Все это повторялось из месяца в месяц… и я постоянно молилась, чтобы поскорее наступило время, когда мы с родителями сможем всегда оставаться вместе, когда нас с братом перестанут оставлять дома одних. Все это, конечно, произойдет, да только не совсем так, как я себе представляла.
Глава 3
Здесь сама земля пропитана страданиями
С каждой «акцией» гетто становилось все меньше, а жизнь – опаснее. Испытаниям нашим не было конца. Сначала в городе было 150 000 евреев, после 1939 года, т. е. после раздела Польши Германией и Советами, население увеличилось до 200 000, а теперь еврейское население Львова составляло всего несколько десятков тысяч. Нас становилось все меньше… и все меньше оставалось у нас сил и надежды.
Понять, насколько слабыми и бесправными мы стали, поможет следующий пример. На Замарстыновской, 120, украинские полицаи обнаружили на чердаке тайник с меховыми шубами. Ни мы, ни другие семьи не имели к ним никакого отношения, но украинцы почему-то решили, что их спрятал мой отец, и потребовали в качестве выкупа 7000 злотых (по тем временам около $1400). Деньги были и у родителей, и у моего дедушки по отцу, но требовать столько за такое «преступление» – абсурд! Тем не менее мы заплатили. Теперь наши деньги годились только на то, чтобы раз за разом покупать себе немного свободы…
А вот и другой пример: на Йом Кипур, один из самых священных дней еврейского календаря, комендант гетто Гжимек издал распоряжение, согласно которому все евреи были обязаны выйти на уборку улиц. Он приказал на коленях драить булыжные мостовые. Естественно, немцы знали, что, заставляя евреев работать на Йом Кипур, они наносят им жестокое оскорбление.
В одном важном аспекте Гжимеку и его приспешникам почти удалось сломать нашу семью. Больше всего мои родители беспокоились о нас, детях. Они знали, что многие отдавали своих детей на воспитание в нееврейские семьи – навсегда или на время, договариваясь, что приемные родители вернут их, как только позволят обстоятельства. Таким – «скрытым» – детям Холокоста нет числа. Иногда евреям приходилось доплачивать приемным родителям или переписывать на них свою собственность в качестве компенсации за риск. Многих арийцев, дававших приют еврейским детям, расстреливали, многие попадали в тюрьму по подозрению в этом преступлении, а все остальные жили в постоянном страхе разоблачения. Часто еврейские дети попадали в приемные семьи совсем маленькими и потом не помнили ни своих родителей, ни обстоятельств своего появления в семье. Многие даже не знали о своем еврейском происхождении.
Через несколько месяцев после начала немецкой оккупации родители стали думать, не передать ли меня с Павлом в другую семью. Они нашли женщину, готовую обсудить с ними этот вопрос. Но она была согласна взять только меня. Найти приемную семью для мальчика было очень трудно, потому что все еврейские мужчины проходили процедуру обрезания. Определить же национальность девочки гораздо сложнее. Именно поэтому большинство «скрытых детей» – девочки.
Планировали мои родители эту операцию, наверно, довольно долго. Странно, что я не узнала об этой их идее. Обычно я слышала, о чем по ночам разговаривают родители. Мы жили в одной комнате, и утаить друг от друга что-то было просто невозможно. Как бы то ни было, они все обсудили, и однажды днем у нас появилась молодая учительница с карими глазами и каштановыми волосами. Очень приятная женщина. Но зачем ей понадобилось со мной знакомиться?!
Мама объяснила мне, что эта женщина хочет забрать меня к себе, но я отказалась наотрез с ней идти.
– Я никуда не пойду, – заявила я.
– Придется, – сказала моя мама. – У нас нет другого выхода.

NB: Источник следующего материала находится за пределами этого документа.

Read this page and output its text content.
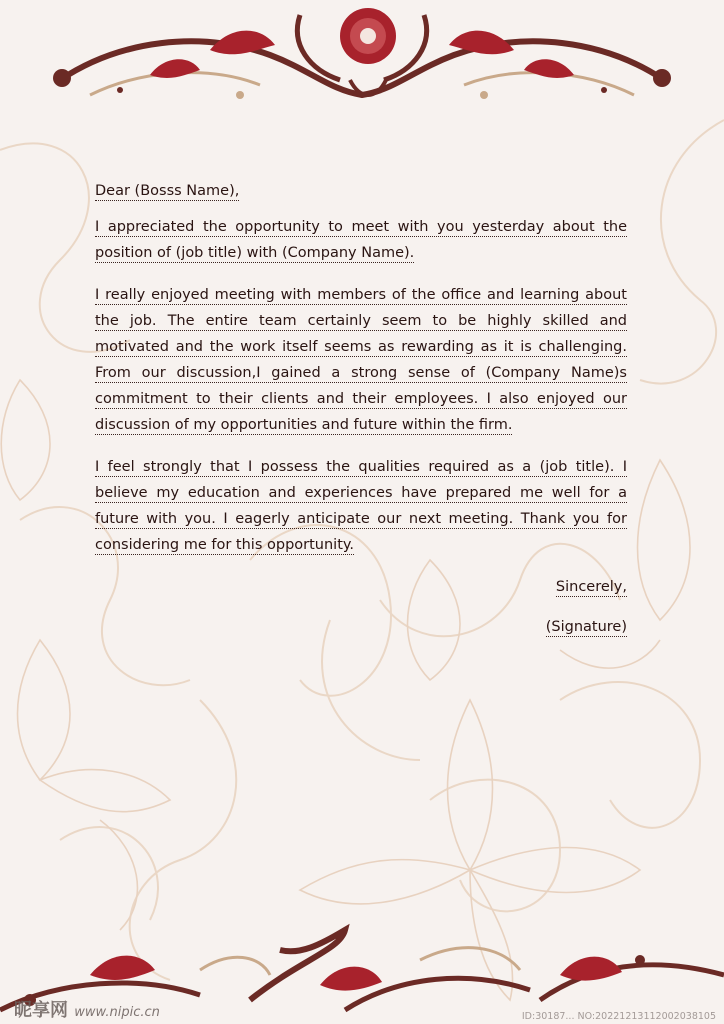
Dear (Bosss Name),

I appreciated the opportunity to meet with you yesterday about the position of (job title) with (Company Name).

I really enjoyed meeting with members of the office and learning about the job. The entire team certainly seem to be highly skilled and motivated and the work itself seems as rewarding as it is challenging. From our discussion,I gained a strong sense of (Company Name)s commitment to their clients and their employees. I also enjoyed our discussion of my opportunities and future within the firm.

I feel strongly that I possess the qualities required as a (job title). I believe my education and experiences have prepared me well for a future with you. I eagerly anticipate our next meeting. Thank you for considering me for this opportunity.

Sincerely,

(Signature)

昵享网 www.nipic.cn	ID:30187... NO:20221213112002038105
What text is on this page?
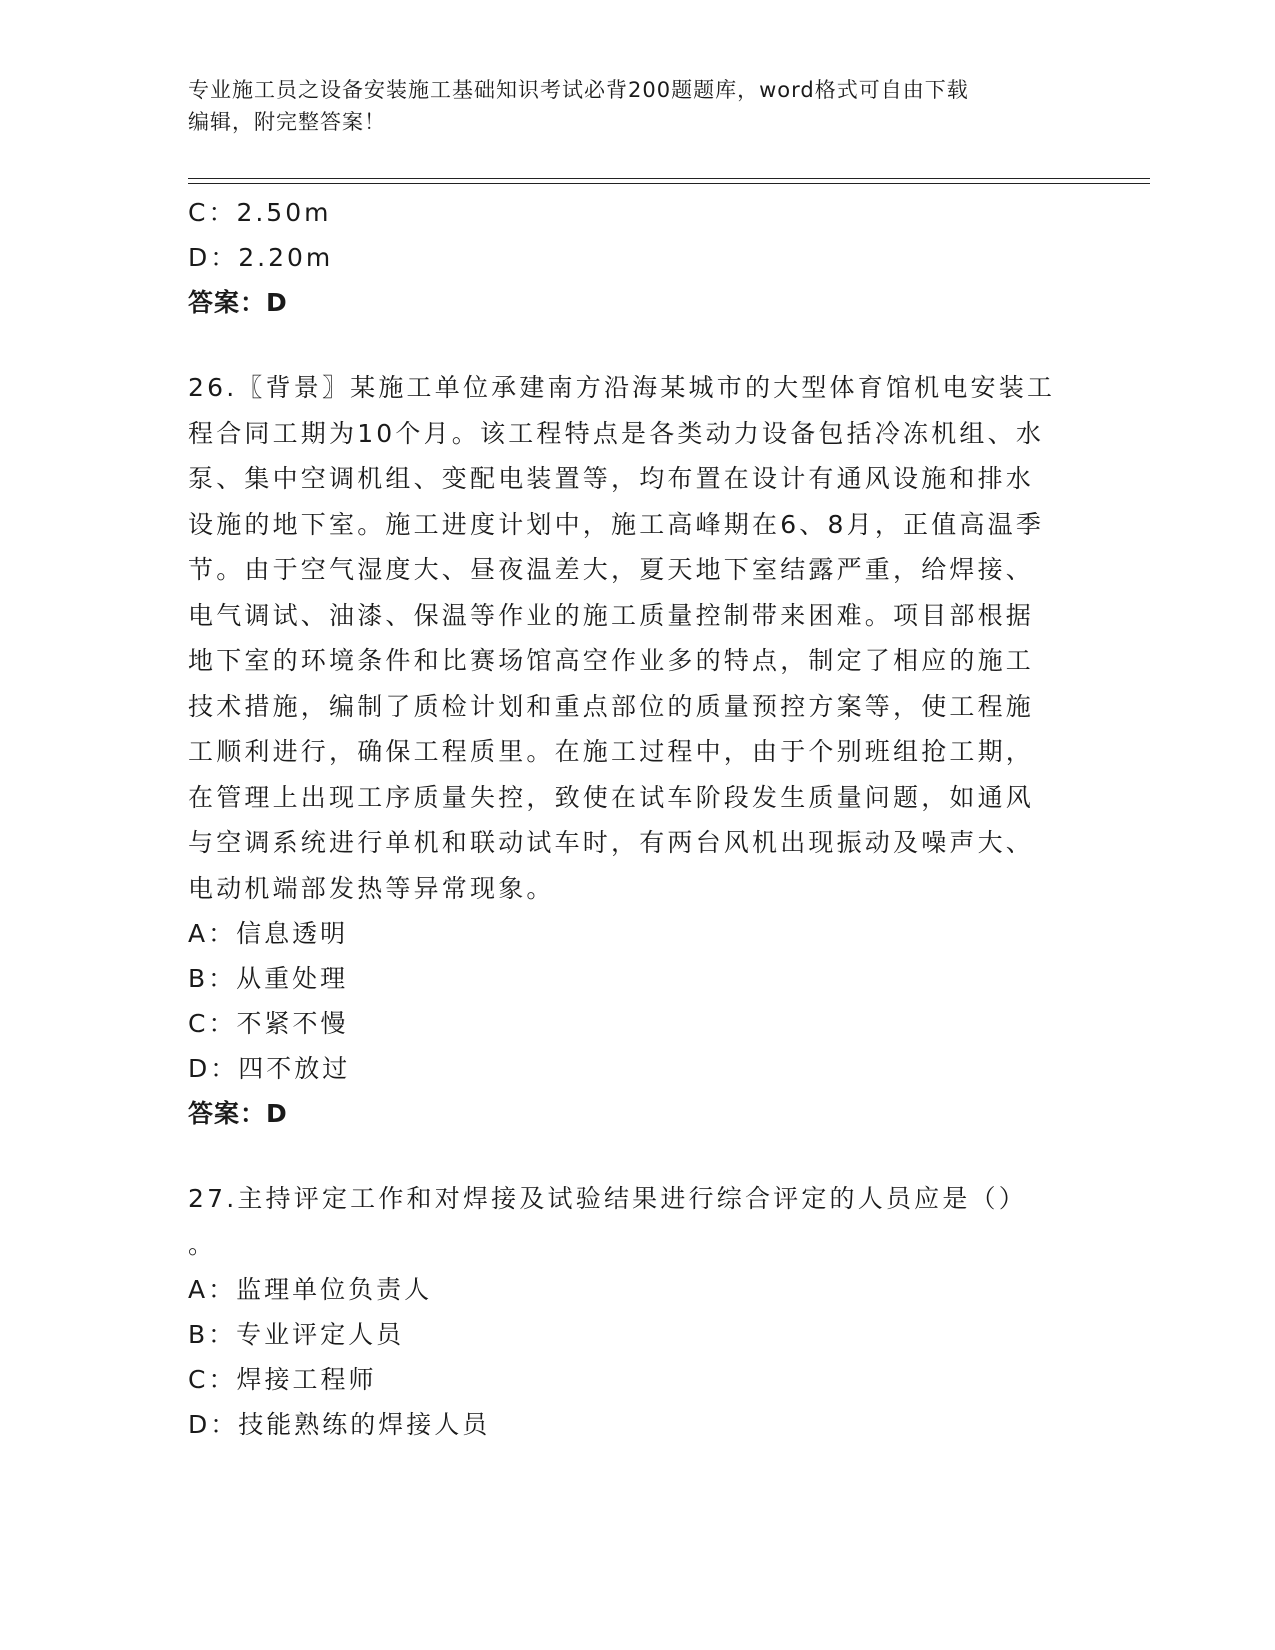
专业施工员之设备安装施工基础知识考试必背200题题库，word格式可自由下载
编辑，附完整答案！
C：2.50m
D：2.20m
答案：D

26.〖背景〗某施工单位承建南方沿海某城市的大型体育馆机电安装工

程合同工期为10个月。该工程特点是各类动力设备包括冷冻机组、水

泵、集中空调机组、变配电装置等，均布置在设计有通风设施和排水

设施的地下室。施工进度计划中，施工高峰期在6、8月，正值高温季

节。由于空气湿度大、昼夜温差大，夏天地下室结露严重，给焊接、

电气调试、油漆、保温等作业的施工质量控制带来困难。项目部根据

地下室的环境条件和比赛场馆高空作业多的特点，制定了相应的施工

技术措施，编制了质检计划和重点部位的质量预控方案等，使工程施

工顺利进行，确保工程质里。在施工过程中，由于个别班组抢工期，

在管理上出现工序质量失控，致使在试车阶段发生质量问题，如通风

与空调系统进行单机和联动试车时，有两台风机出现振动及噪声大、

电动机端部发热等异常现象。

A：信息透明
B：从重处理
C：不紧不慢
D：四不放过
答案：D

27.主持评定工作和对焊接及试验结果进行综合评定的人员应是（）

。

A：监理单位负责人
B：专业评定人员
C：焊接工程师
D：技能熟练的焊接人员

– Нет, – отрезала я. – Что бы ни произошло с вами, то же самое пусть произойдет и со мной. Я не хочу жить, если у меня не будет вас.
Нет, я понимала, что родители хотят не избавиться от меня, а спасти. И все же я отказалась: я не хотела, чтобы меня спасали таким образом, не хотела расставаться со своими. К счастью, родители прислушались к моим мольбам, и я им за это очень благодарна. Очевидно, они тоже не хотели жить без меня. Оглядываясь назад, я не могу поверить, что такие любящие, заботливые родители в отчаянном положении могли позволить мольбам ребенка повлиять на принятие столь важного решения! Но они прислушались – и через несколько минут симпатичная учительница ушла. Мне запомнилась ее теплая улыбка.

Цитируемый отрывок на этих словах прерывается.